【7月6日 AFP】ケニアを代表する陸上男子のエリウド・キプチョゲ(Eliud Kipchoge)は、フルマラソンで史上初の2時間切りを達成した際に、論争を呼んだ米スポーツ用品大手ナイキ(Nike)製の厚底シューズを履いていた。これを機にライバル会社は、巨額の利益をもたらすビジネスでナイキに追い付くべく、こぞって製品の開発を急ぐことになった。

 有名スポーツブランドのアディダス(Adidas)やアシックス(Asics)、ブルックス(Brooks)、ホカ(Hoka)、ニューバランス(New Balance)、サッカニー(Saucony)は、いずれも独自のカーボンファイバー製プレートを内蔵したランニングシューズを新発売したり、発売を予定したりしている。

 これらの新製品に関しては、機械ドーピングに等しいと批判する声もあれば、数十年間にわたり停滞が続いたランニングシューズにとって画期的な技術の進歩だと称賛する声も上がっている。

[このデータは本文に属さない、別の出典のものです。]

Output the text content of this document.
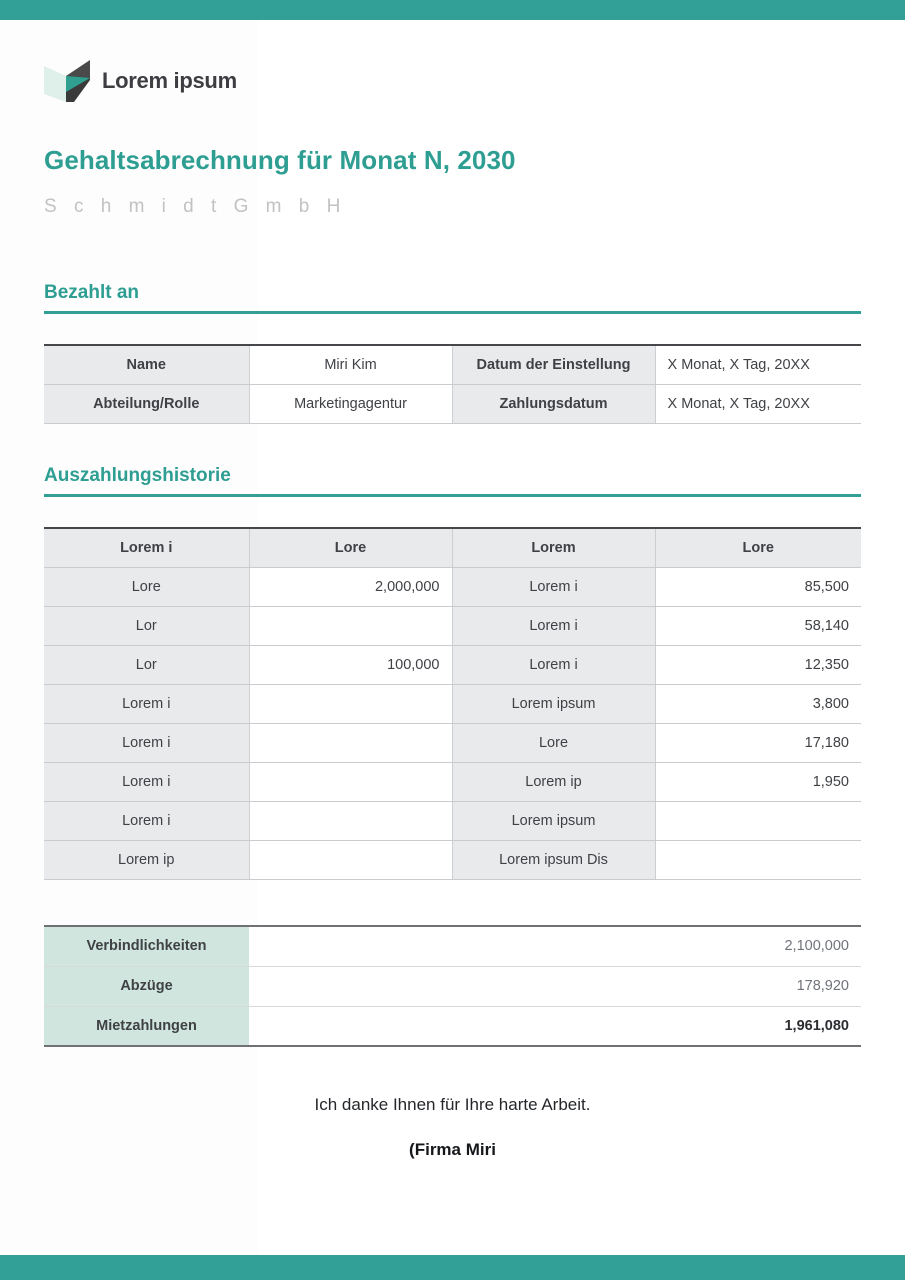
Lorem ipsum
Gehaltsabrechnung für Monat N, 2030
S c h m i d t G m b H
Bezahlt an
Name	Miri Kim	Datum der Einstellung	X Monat, X Tag, 20XX
Abteilung/Rolle	Marketingagentur	Zahlungsdatum	X Monat, X Tag, 20XX
Auszahlungshistorie
Lorem i	Lore	Lorem	Lore
Lore	2,000,000	Lorem i	85,500
Lor		Lorem i	58,140
Lor	100,000	Lorem i	12,350
Lorem i		Lorem ipsum	3,800
Lorem i		Lore	17,180
Lorem i		Lorem ip	1,950
Lorem i		Lorem ipsum	
Lorem ip		Lorem ipsum Dis	
Verbindlichkeiten	2,100,000
Abzüge	178,920
Mietzahlungen	1,961,080
Ich danke Ihnen für Ihre harte Arbeit.
(Firma Miri
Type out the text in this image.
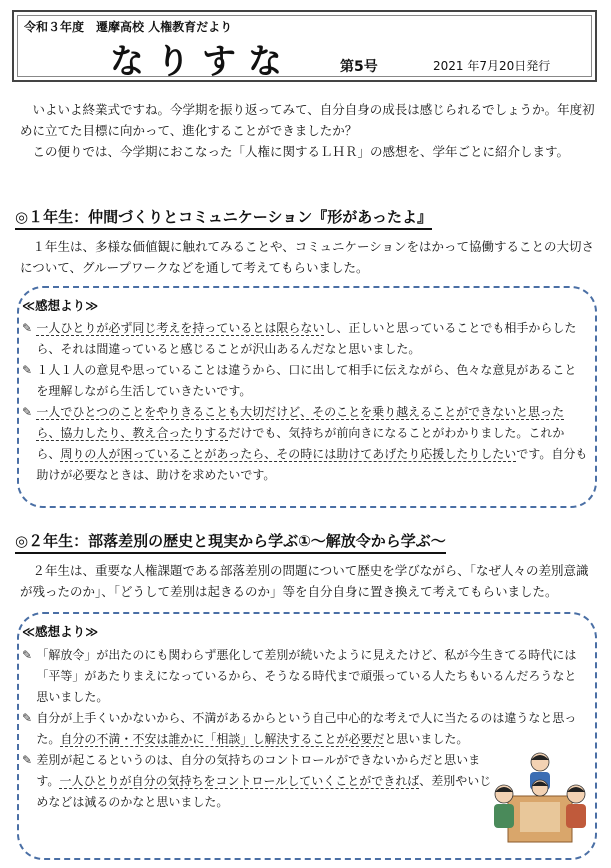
令和３年度　遷摩高校 人権教育だより
なりすな	第5号	2021 年7月20日発行

いよいよ終業式ですね。今学期を振り返ってみて、自分自身の成長は感じられるでしょうか。年度初めに立てた目標に向かって、進化することができましたか？

この便りでは、今学期におこなった「人権に関するＬＨＲ」の感想を、学年ごとに紹介します。

◎１年生：仲間づくりとコミュニケーション『形があったよ』

１年生は、多様な価値観に触れてみることや、コミュニケーションをはかって協働することの大切さについて、グループワークなどを通して考えてもらいました。

≪感想より≫
✎ 一人ひとりが必ず同じ考えを持っているとは限らないし、正しいと思っていることでも相手からしたら、それは間違っていると感じることが沢山あるんだなと思いました。
✎ １人１人の意見や思っていることは違うから、口に出して相手に伝えながら、色々な意見があることを理解しながら生活していきたいです。
✎ 一人でひとつのことをやりきることも大切だけど、そのことを乗り越えることができないと思ったら、協力したり、教え合ったりするだけでも、気持ちが前向きになることがわかりました。これから、周りの人が困っていることがあったら、その時には助けてあげたり応援したりしたいです。自分も助けが必要なときは、助けを求めたいです。
◎２年生：部落差別の歴史と現実から学ぶ①～解放令から学ぶ～

２年生は、重要な人権課題である部落差別の問題について歴史を学びながら、「なぜ人々の差別意識が残ったのか」、「どうして差別は起きるのか」等を自分自身に置き換えて考えてもらいました。

≪感想より≫
✎ 「解放令」が出たのにも関わらず悪化して差別が続いたように見えたけど、私が今生きてる時代には「平等」があたりまえになっているから、そうなる時代まで頑張っている人たちもいるんだろうなと思いました。
✎ 自分が上手くいかないから、不満があるからという自己中心的な考えで人に当たるのは違うなと思った。自分の不満・不安は誰かに「相談」し解決することが必要だと思いました。
✎ 差別が起こるというのは、自分の気持ちのコントロールができないからだと思います。一人ひとりが自分の気持ちをコントロールしていくことができれば、差別やいじめなどは減るのかなと思いました。
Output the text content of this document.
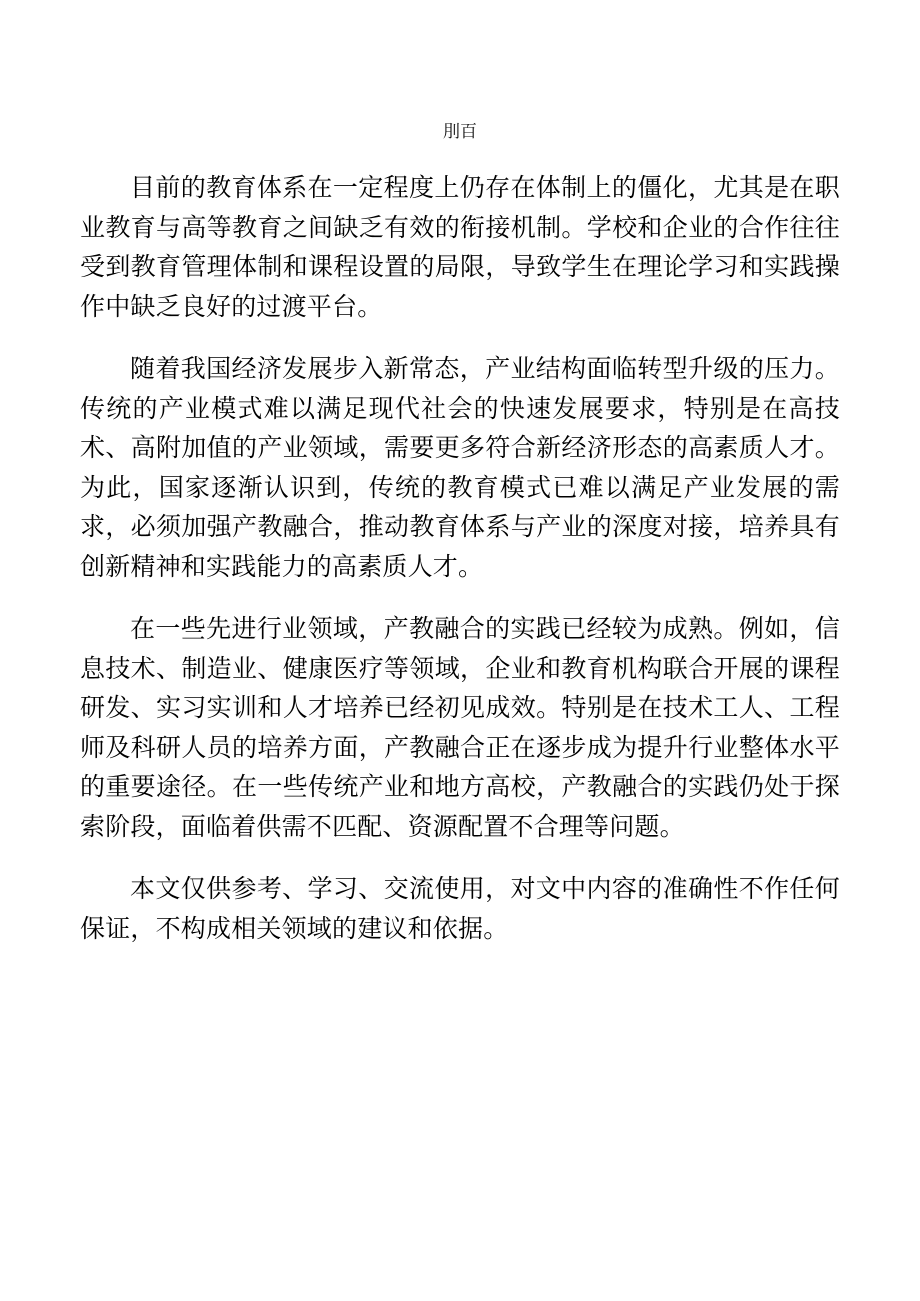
刖百

目前的教育体系在一定程度上仍存在体制上的僵化，尤其是在职业教育与高等教育之间缺乏有效的衔接机制。学校和企业的合作往往受到教育管理体制和课程设置的局限，导致学生在理论学习和实践操作中缺乏良好的过渡平台。

随着我国经济发展步入新常态，产业结构面临转型升级的压力。传统的产业模式难以满足现代社会的快速发展要求，特别是在高技术、高附加值的产业领域，需要更多符合新经济形态的高素质人才。为此，国家逐渐认识到，传统的教育模式已难以满足产业发展的需求，必须加强产教融合，推动教育体系与产业的深度对接，培养具有创新精神和实践能力的高素质人才。

在一些先进行业领域，产教融合的实践已经较为成熟。例如，信息技术、制造业、健康医疗等领域，企业和教育机构联合开展的课程研发、实习实训和人才培养已经初见成效。特别是在技术工人、工程师及科研人员的培养方面，产教融合正在逐步成为提升行业整体水平的重要途径。在一些传统产业和地方高校，产教融合的实践仍处于探索阶段，面临着供需不匹配、资源配置不合理等问题。

本文仅供参考、学习、交流使用，对文中内容的准确性不作任何保证，不构成相关领域的建议和依据。
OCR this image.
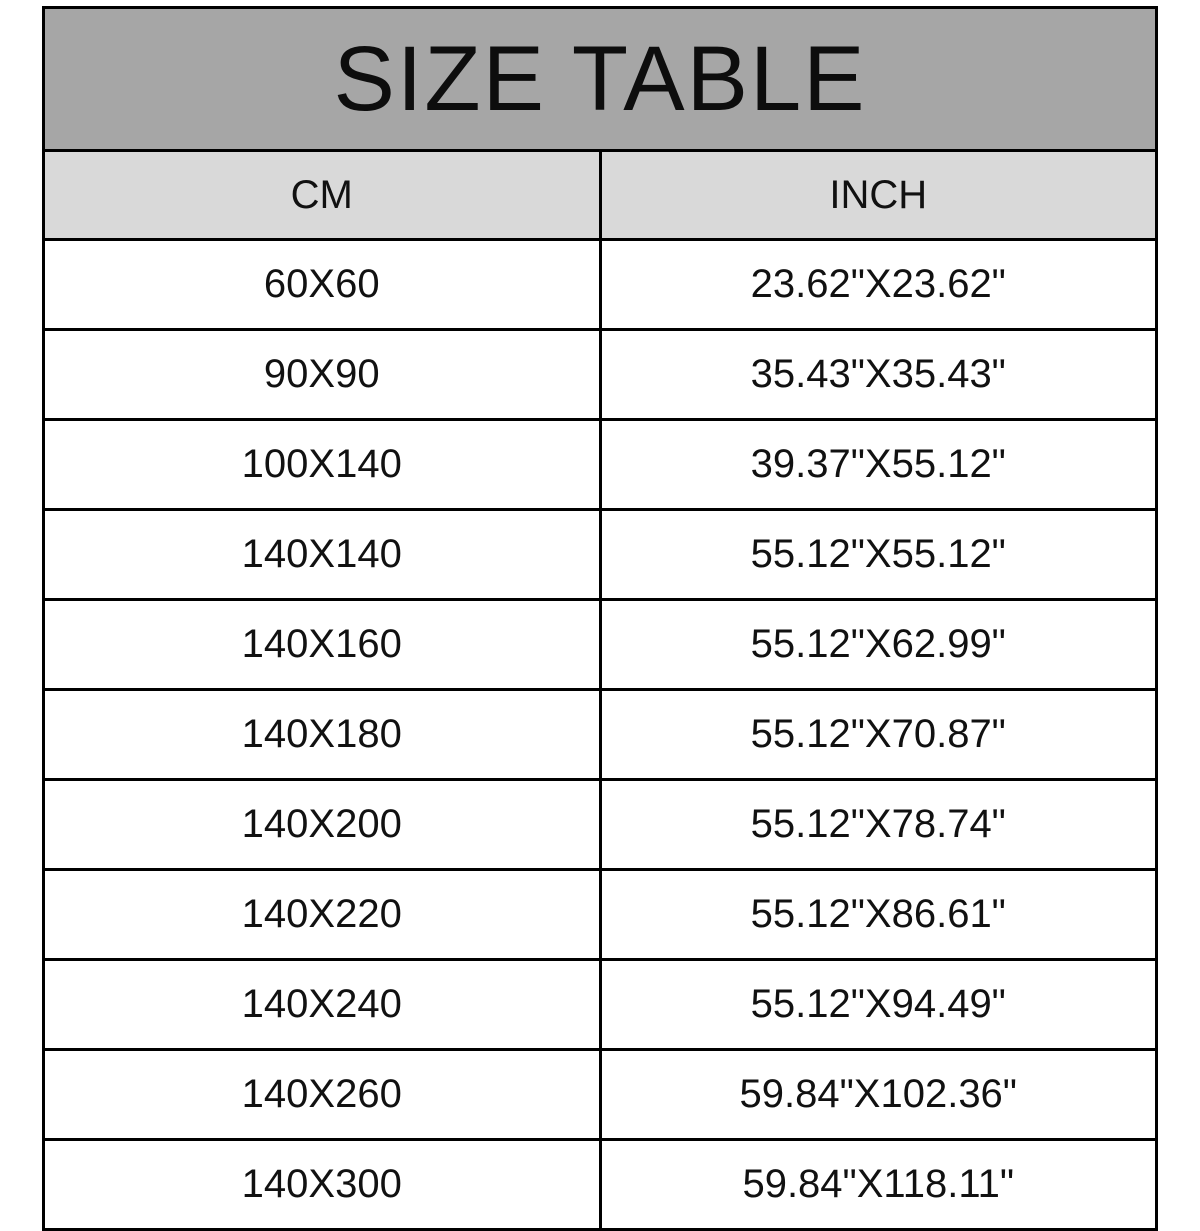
SIZE TABLE	
CM	INCH
60X60	23.62"X23.62"
90X90	35.43"X35.43"
100X140	39.37"X55.12"
140X140	55.12"X55.12"
140X160	55.12"X62.99"
140X180	55.12"X70.87"
140X200	55.12"X78.74"
140X220	55.12"X86.61"
140X240	55.12"X94.49"
140X260	59.84"X102.36"
140X300	59.84"X118.11"
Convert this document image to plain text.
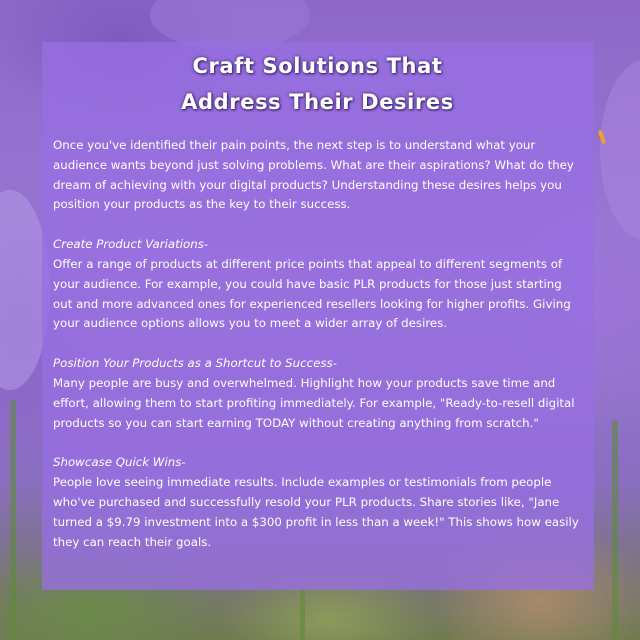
Craft Solutions That
Address Their Desires

Once you've identified their pain points, the next step is to understand what your audience wants beyond just solving problems. What are their aspirations? What do they dream of achieving with your digital products? Understanding these desires helps you position your products as the key to their success.

Create Product Variations-
Offer a range of products at different price points that appeal to different segments of your audience. For example, you could have basic PLR products for those just starting out and more advanced ones for experienced resellers looking for higher profits. Giving your audience options allows you to meet a wider array of desires.

Position Your Products as a Shortcut to Success-
Many people are busy and overwhelmed. Highlight how your products save time and effort, allowing them to start profiting immediately. For example, "Ready-to-resell digital products so you can start earning TODAY without creating anything from scratch."

Showcase Quick Wins-
People love seeing immediate results. Include examples or testimonials from people who've purchased and successfully resold your PLR products. Share stories like, "Jane turned a $9.79 investment into a $300 profit in less than a week!" This shows how easily they can reach their goals.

 ナイキは2016年に第一弾が発表された「ヴェイパーフライ(Vaporfly)」シリーズについて、「製品設計がいかにスポーツ界全体を盛り上げることができるかの模範であり、もっと広く言えばアスリートの潜在能力を新たな基準に押し上げるもの」とし、最大で4パーセントのパフォーマンス向上が見込まれると強調した。

 こうしてナイキシューズ着用のアスリートがいきなり有利な状況に立つと、周囲ではすぐさま疑問の声が上がった。ワールドアスレティックス(World Athletics、世界陸連)はこの状況を受けて、ソールの厚さを40ミリ以下(ヴェイパーフライは36ミリ)、埋め込むことができるプレートを1枚に制限する措置に踏み切った。

 その一方で、エリート大会で使用が認められるランニングシューズは3月中旬までに一般発売しているものに限られ、プロトタイプ(試作モデル)については禁止された。